For a non-technical founder orchestrating automated workflows, choosing between Make.com and Zapier usually comes down to visual preference or monthly pricing models. However, when your automated pipelines process sensitive corporate payloads such as employee payroll files, client NRIC numbers, or proprietary operational data the selection criteria must shift strictly to data infrastructure security.
Zapier is the legacy market leader, built for rapid, simple single-task automation. Architecturally, Zapier processes data execution linearly. From a compliance perspective, Zapier maintains rigorous SOC 2 Type II certifications and complies fully with standard Data Processing Addendums (DPAs). However, because Zapier’s pricing model scales aggressively based on the sheer volume of tasks executed, scaling SMEs often find themselves throttled financially when running high-volume, cross-department data synchronization loops.

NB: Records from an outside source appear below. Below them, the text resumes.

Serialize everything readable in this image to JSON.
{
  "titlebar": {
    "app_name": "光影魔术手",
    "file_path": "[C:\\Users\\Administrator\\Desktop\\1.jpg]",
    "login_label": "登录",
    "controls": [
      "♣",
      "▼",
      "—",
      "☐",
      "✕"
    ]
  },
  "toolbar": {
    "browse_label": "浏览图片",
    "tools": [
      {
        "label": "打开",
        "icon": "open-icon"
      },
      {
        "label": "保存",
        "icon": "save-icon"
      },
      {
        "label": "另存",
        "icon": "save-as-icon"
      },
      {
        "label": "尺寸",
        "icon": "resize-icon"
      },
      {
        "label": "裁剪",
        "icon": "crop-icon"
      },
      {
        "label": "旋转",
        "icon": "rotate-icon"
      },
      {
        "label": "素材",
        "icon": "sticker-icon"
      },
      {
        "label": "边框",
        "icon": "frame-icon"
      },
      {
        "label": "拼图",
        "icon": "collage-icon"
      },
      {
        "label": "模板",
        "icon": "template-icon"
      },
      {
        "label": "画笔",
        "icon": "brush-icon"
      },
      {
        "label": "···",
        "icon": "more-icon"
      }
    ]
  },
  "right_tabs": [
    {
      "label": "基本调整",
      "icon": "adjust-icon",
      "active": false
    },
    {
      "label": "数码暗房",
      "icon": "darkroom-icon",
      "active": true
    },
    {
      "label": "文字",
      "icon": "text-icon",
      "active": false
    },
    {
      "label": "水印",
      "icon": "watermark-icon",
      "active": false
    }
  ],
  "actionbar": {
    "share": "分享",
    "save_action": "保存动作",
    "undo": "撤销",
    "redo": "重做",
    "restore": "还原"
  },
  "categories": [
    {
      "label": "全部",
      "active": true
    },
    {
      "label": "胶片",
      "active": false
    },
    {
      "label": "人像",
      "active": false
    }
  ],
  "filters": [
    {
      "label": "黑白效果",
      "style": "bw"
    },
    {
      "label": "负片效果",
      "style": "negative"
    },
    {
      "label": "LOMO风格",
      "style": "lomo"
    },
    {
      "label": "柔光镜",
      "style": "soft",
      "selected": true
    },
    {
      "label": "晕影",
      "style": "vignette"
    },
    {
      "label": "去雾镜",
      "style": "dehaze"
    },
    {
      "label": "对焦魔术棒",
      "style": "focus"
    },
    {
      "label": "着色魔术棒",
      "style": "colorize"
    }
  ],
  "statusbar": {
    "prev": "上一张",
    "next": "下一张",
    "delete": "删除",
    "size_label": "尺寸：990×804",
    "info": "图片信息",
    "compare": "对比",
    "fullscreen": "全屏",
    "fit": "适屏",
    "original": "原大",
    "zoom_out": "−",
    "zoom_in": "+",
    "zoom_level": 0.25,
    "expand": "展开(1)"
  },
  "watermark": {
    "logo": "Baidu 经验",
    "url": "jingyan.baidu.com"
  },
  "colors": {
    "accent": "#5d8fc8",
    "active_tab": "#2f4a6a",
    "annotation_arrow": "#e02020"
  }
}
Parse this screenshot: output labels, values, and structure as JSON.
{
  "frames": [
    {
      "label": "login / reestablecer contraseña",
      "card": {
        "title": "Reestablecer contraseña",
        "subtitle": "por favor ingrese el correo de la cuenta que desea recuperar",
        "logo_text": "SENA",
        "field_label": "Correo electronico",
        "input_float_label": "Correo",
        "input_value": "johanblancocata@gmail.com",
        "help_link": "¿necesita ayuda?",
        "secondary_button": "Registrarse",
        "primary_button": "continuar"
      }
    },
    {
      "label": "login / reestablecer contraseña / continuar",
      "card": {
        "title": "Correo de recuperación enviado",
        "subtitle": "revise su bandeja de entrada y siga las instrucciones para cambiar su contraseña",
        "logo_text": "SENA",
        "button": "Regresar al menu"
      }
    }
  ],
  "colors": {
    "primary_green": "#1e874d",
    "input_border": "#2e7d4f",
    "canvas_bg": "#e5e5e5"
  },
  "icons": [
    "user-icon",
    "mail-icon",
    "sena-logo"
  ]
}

Make.com (formerly Integromat) provides a fundamentally more visual, multi-layered environment that handles complex JSON data loops with far greater efficiency. Crucially for data sovereignty compliance, Make.com allows enterprise accounts to explicitly select their primary hosting region including dedicated EU or US cloud instances that run on advanced AWS security infrastructure.
The Verdict: If your SME requires deep, visual multi-step routing with advanced data parsing filters that process hundreds of monthly transactions without escalating operational overhead, Make.com is the superior structural choice. If you only require simple, two-step integrations between basic consumer SaaS apps, Zapier is sufficient, but ensure your DPA compliance configurations are locked down manually in the settings panel.